COLLEGE PARK, Md. (WJZ) — If you have a student at a Maryland state school, you’re going to be paying more–significantly more. Starting in the fall, there will be a hike in tuition and possibly a surcharge on top of that.
Rick Ritter spoke to College Park students and parents.
Students at public universities will see their tuition rise by at least a few hundred dollars. Depending on their major, some could pay even more.
What’s already considered costly will soon rise even more, sending tuition rates at public universities across the state up at least five percent.
“It gets really frustrating with all the books and technology,” said Daniel Chaite, UMd. student.
“It’s still somewhat concerning that the tuition keeps rising,” said Kobi Fodor, UMd. student.
Parents like Mary Kay Pappadeas are beside themselves.
“I’m not happy.
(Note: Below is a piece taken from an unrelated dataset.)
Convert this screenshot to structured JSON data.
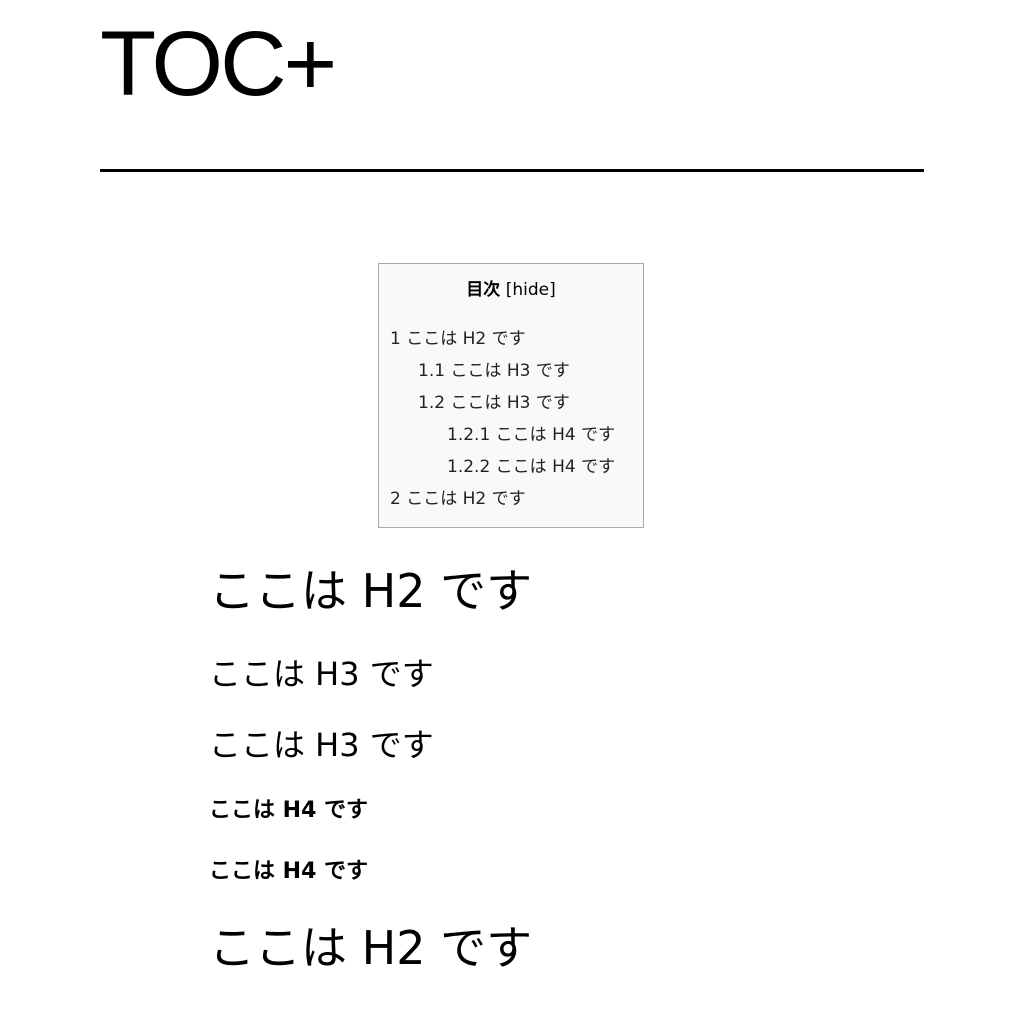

It’s hard enough. Everything counts. All the dollars count,” she said.
The move comes after the Board of Regents approved the hike in fees.
At College Park, in-state students will see a five percent increase in the fall–almost $400 more.
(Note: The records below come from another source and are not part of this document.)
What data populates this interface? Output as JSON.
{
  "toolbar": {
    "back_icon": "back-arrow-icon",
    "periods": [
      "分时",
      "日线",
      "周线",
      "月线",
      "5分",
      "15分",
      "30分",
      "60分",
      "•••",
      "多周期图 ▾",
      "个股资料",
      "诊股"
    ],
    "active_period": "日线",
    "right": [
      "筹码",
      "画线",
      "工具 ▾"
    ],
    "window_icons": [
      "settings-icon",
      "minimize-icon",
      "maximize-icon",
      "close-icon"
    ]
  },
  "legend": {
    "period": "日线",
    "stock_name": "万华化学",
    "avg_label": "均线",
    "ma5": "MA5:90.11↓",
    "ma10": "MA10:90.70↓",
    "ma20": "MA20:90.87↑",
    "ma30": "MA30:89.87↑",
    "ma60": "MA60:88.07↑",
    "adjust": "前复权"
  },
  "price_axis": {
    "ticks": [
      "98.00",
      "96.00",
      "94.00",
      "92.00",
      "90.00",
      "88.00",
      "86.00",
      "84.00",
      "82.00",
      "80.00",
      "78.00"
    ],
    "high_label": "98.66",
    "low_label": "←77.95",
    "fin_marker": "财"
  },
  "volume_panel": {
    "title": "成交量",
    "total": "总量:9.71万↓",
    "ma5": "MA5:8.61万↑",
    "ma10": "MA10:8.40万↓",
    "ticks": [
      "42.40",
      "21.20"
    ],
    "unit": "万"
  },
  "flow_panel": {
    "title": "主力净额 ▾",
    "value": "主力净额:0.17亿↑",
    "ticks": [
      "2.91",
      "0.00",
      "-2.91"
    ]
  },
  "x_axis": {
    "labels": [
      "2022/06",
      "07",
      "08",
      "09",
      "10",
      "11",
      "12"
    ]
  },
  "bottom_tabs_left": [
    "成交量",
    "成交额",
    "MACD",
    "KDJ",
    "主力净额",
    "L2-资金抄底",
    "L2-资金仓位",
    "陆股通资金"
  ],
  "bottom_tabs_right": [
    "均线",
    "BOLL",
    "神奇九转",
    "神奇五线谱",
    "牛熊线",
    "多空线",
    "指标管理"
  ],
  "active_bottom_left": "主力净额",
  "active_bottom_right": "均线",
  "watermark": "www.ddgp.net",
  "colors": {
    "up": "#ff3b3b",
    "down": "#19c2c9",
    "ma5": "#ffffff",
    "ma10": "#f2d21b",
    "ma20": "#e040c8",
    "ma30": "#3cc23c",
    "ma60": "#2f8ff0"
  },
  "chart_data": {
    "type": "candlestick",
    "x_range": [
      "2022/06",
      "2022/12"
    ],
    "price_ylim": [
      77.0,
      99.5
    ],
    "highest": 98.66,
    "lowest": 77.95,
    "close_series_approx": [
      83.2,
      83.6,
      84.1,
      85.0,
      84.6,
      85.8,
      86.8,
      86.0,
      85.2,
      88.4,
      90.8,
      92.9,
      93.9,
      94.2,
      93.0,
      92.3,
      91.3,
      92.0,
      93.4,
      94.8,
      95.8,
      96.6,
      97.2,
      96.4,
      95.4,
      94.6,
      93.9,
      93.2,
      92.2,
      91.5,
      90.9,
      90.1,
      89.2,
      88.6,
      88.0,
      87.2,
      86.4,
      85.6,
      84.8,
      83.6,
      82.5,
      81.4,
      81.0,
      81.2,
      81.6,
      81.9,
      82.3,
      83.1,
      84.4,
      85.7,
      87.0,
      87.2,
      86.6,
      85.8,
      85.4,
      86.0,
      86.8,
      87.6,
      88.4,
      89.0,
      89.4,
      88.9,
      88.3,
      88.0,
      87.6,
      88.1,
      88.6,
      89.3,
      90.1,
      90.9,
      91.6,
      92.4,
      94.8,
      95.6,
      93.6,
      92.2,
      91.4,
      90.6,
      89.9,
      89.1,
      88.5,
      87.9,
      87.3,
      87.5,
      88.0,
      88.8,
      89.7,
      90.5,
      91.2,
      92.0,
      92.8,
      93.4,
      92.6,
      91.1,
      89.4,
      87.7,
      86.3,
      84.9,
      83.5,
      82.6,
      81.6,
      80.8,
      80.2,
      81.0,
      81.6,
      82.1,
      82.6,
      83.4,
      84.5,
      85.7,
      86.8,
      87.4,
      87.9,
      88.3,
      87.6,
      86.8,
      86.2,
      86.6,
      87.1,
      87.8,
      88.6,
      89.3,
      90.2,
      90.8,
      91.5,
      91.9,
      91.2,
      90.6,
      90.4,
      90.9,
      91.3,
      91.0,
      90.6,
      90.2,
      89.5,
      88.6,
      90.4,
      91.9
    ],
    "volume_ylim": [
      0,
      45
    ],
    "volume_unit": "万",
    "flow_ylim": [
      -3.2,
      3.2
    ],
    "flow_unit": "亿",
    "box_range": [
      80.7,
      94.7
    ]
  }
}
At Towson University–a similar deal.
Over at UMBC, undergrads will see a staggering seven percent increase.
“For the kids that are already taking out tons of loans and stuff like that, I definitely feel for them,” said Tom Pullano, UMd. student.
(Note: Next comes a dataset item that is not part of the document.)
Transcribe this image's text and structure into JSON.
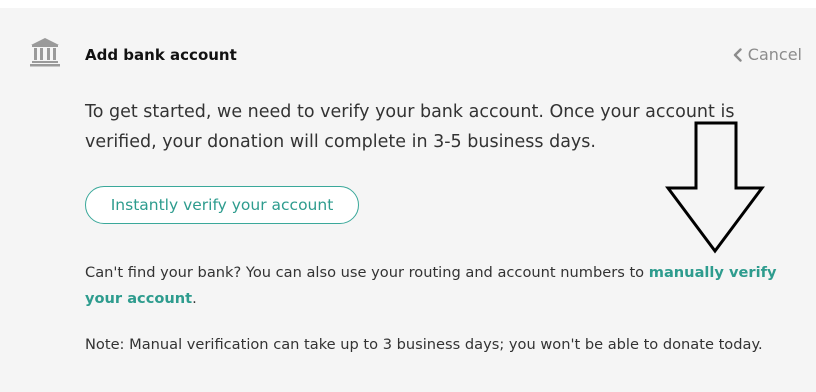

At College Park, upperclassmen with a high demand majors like engineering, computer science or business will now pay an extra $700 a year.
Kobi Fodor is one of those business majors, saying the hike is worth the education.
“It’s understandable. And I think that end of the day, I’m going to be getting my worth for tuition,” said Fodor.
The university says the money will go right back into those programs and released a statement, saying:
“The votes represent an investment in competitive excellence as we work to become a university equal to the best in the nation.”
But parents say every extra dollar can make or break a family.
Officials at College Park say other schools in the Big Ten have the same fees.
The increases are expected to boost Maryland’s university system revenue by $50 million.